AS an American journalist based in China, I knew there was a good chance that at some point I’d be detained for pursuing a story. I just never thought I’d be held hostage by a toy factory.

That’s what happened last Monday, when for nine hours I was held, along with a translator and a photographer, by the suppliers of the popular Thomas & Friends toy rail sets.

“You’ve intruded on our property,” one factory boss shouted at me. “Tell me, what exactly is the purpose of this visit?” When I answered that I had come to meet the maker of a toy that had recently been recalled in the United States because it contained lead paint, he suggested I was really a commercial spy intent on stealing the secrets to the factory’s toy manufacturing process.

“How do I know you’re really from The New York Times?” he said. “Anyone can fake a name card.”

Thus began our interrogation, which was followed by hours of negotiations, the partial closing of the factory complex and the arrival of several police cars, a handful of helmet-wearing security officers and some government officials, all trying to free an American journalist and his colleagues from a toy factory.

Factory bosses, I would discover, can overrule the police, and Chinese government officials are not as powerful as you might suspect in a country addicted to foreign investment.

I shouldn’t have been surprised by the reception. The last time I arrived at a factory under suspicion for selling contaminated goods (toothpaste), they quickly locked the gate and ran. A month earlier, I walked into the headquarters of a company that sold tainted pet food to the United States, and the receptionist insisted the owner was not in. When my translator called the owner, we heard his cellphone ring in the adjoining room. I peeked in and saw the boss scamper out the backdoor.

For American journalists, there’s a tradition of showing up at a crime scene, or visiting a place that has made news. But in China, where press freedoms are weak, such visits can be dangerous.

Last year, a young man working for a Chinese newspaper was beaten to death after he tried to meet the owners of an illegal coal mine. Local officials later insisted he was trying to extort money.

My colleagues at The Times have been detained several times. And one of our Chinese research assistants is now serving a three-year prison term for fraud. He originally had been accused of passing state secrets to The Times, a charge this paper has denied.

But life in China is generally much easier for business reporters like me. Usually, I’m welcomed at factories. State-owned companies often treat me like a visiting dignitary. I’m seated in a kind of royal chair next to the chairman. We drink tea and the chairman makes welcoming remarks while the company’s official photographer snaps our picture.

On the walls of many of the factories I visit are portraits of the powerful: Deng Xiaoping, Jiang Zemin, Hu Jintao and others whose images signal to anyone visiting that a factory is “connected” and has the blessing of the Communist Party.

But my toy factory visit made me wonder: who really holds the balance of the power in that relationship these days?

Many experts have told me that one of the most serious problems in China is that the government lacks the power to control the nation’s Wild West entrepreneurs, deal makers and connected factory owners.

Bribery is rampant, and government corruption widespread. Just a few weeks ago, the top food and drug regulator was sentenced to death for taking huge bribes from pharmaceutical companies. But it’s not clear that strong messages like that will stop the anarchy.

“China effectively has no oversight over anything,” said Oded Shenkar, a business professor at Ohio State University and author of “The Chinese Century: The Rising Chinese Economy and Its Impact on the Global Economy, the Balance of Power and Your Job.”

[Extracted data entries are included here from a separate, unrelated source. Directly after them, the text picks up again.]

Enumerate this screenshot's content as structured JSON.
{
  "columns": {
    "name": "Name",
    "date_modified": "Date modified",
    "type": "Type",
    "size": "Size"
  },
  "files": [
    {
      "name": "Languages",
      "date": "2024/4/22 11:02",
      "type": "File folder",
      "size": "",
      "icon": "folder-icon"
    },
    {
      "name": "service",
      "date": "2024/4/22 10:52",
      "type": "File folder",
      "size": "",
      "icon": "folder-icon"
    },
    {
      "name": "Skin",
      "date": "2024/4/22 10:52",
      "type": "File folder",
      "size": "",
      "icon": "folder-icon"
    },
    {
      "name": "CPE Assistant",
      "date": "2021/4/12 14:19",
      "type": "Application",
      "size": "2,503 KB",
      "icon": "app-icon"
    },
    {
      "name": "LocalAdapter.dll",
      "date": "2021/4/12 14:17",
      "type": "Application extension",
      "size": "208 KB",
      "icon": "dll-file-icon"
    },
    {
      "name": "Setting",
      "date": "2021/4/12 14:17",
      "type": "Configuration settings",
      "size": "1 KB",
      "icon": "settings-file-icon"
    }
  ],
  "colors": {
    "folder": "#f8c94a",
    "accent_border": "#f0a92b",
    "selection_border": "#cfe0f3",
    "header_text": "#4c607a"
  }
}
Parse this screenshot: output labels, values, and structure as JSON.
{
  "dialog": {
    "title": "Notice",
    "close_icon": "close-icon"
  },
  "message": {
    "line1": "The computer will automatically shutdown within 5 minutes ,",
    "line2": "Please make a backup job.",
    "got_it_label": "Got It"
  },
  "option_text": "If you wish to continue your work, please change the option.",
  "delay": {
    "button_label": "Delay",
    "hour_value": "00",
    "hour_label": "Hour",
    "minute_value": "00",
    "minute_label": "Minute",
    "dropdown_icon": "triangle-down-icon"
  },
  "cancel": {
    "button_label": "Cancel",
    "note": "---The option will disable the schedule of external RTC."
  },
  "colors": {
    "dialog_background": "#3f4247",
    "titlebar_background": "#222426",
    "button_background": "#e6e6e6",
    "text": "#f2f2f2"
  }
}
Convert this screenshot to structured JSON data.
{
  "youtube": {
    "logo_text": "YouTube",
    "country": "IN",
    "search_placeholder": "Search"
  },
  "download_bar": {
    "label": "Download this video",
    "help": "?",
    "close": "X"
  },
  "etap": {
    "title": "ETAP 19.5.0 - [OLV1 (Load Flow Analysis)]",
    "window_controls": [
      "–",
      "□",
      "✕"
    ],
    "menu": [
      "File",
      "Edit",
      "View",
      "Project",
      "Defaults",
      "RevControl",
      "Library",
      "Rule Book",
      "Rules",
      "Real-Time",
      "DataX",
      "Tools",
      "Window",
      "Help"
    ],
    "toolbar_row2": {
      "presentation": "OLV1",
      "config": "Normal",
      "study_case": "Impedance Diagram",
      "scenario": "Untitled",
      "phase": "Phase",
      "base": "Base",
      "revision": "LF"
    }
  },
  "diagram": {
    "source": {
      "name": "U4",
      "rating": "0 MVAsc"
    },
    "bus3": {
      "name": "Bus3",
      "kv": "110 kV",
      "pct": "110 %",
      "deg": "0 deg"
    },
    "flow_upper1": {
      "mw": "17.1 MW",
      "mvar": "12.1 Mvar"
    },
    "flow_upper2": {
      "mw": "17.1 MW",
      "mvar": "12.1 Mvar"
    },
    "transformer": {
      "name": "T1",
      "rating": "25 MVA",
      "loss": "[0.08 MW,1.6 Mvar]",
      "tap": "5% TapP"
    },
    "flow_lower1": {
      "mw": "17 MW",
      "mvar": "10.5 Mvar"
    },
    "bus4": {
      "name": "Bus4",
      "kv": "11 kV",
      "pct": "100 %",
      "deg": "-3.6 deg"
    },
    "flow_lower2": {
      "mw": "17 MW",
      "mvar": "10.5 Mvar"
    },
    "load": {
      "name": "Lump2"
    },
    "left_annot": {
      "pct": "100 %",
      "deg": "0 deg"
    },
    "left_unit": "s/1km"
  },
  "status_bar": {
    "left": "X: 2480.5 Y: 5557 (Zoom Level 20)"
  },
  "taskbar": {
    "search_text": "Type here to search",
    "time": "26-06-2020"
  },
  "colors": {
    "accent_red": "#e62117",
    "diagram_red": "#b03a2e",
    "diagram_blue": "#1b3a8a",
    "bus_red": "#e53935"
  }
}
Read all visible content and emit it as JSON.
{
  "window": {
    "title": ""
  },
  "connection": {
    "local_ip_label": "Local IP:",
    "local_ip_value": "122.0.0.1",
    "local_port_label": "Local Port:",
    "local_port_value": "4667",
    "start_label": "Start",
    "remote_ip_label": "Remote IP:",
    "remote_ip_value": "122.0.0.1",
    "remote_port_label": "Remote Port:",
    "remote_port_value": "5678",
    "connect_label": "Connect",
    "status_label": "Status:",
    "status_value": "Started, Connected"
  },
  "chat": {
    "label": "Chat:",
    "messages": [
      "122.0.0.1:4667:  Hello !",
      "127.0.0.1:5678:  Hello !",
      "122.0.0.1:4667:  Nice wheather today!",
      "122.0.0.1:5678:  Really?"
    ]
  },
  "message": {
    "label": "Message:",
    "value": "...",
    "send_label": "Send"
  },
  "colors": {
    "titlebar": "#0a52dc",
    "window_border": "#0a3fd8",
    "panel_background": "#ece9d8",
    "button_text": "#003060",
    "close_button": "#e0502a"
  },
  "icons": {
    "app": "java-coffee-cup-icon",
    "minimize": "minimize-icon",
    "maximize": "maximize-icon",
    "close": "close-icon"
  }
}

“People have this idea they are Big Brother and everyone is under watch,” Mr. Shenkar said. “But this is not China. In China, local authorities often turn a blind eye to problems because maybe they’re invested in it.”

Indeed, the impotence of local officials was clear to me from my visit to the RC2 Industrial Park in the city of Dongguan, which is thought to be the largest toy manufacturing center in the world.

The private plant is the main supplier to the RC2 Corporation, an Illinois company. And the Hong Kong or Chinese entrepreneurs who run the facility seemed to hold great sway over the government.
We had no problem entering the complex or looking around until we met “Mr. Zhong,” a rough-looking factory complex supervisor. He scolded us for entering the grounds and taking photographs, and then invited us to a small villa on the campus, a stylish house filled with luxurious rooms, black leather chairs, a giant-screen TV, a huge stock of Cuban cigars, even a massage parlor.

This would be our prison. (Business correspondents are a more fortunate breed than war reporters.) Mr. Zhong offered an interview and a tour. But he later changed his mind and issued an ultimatum: hand over the pictures or we call the police.

Confident we had signed in properly with the security guards, who had allowed us onto the campus, we opted for the police. After over an hour, the police failed to show up, and we tried to leave, only to be nearly tackled by the factory’s ragtag army of security officers.

My translator then called the police.

The scene was farcical. We were locked inside the factory gate, surrounded by 16 security guards and 4 or 5 factory bosses. All trucks trying to bring supplies in or out of the complex were rerouted. Inside, large crowds of factory workers in blue uniforms were gawking. A crowd had also gathered outside the gates.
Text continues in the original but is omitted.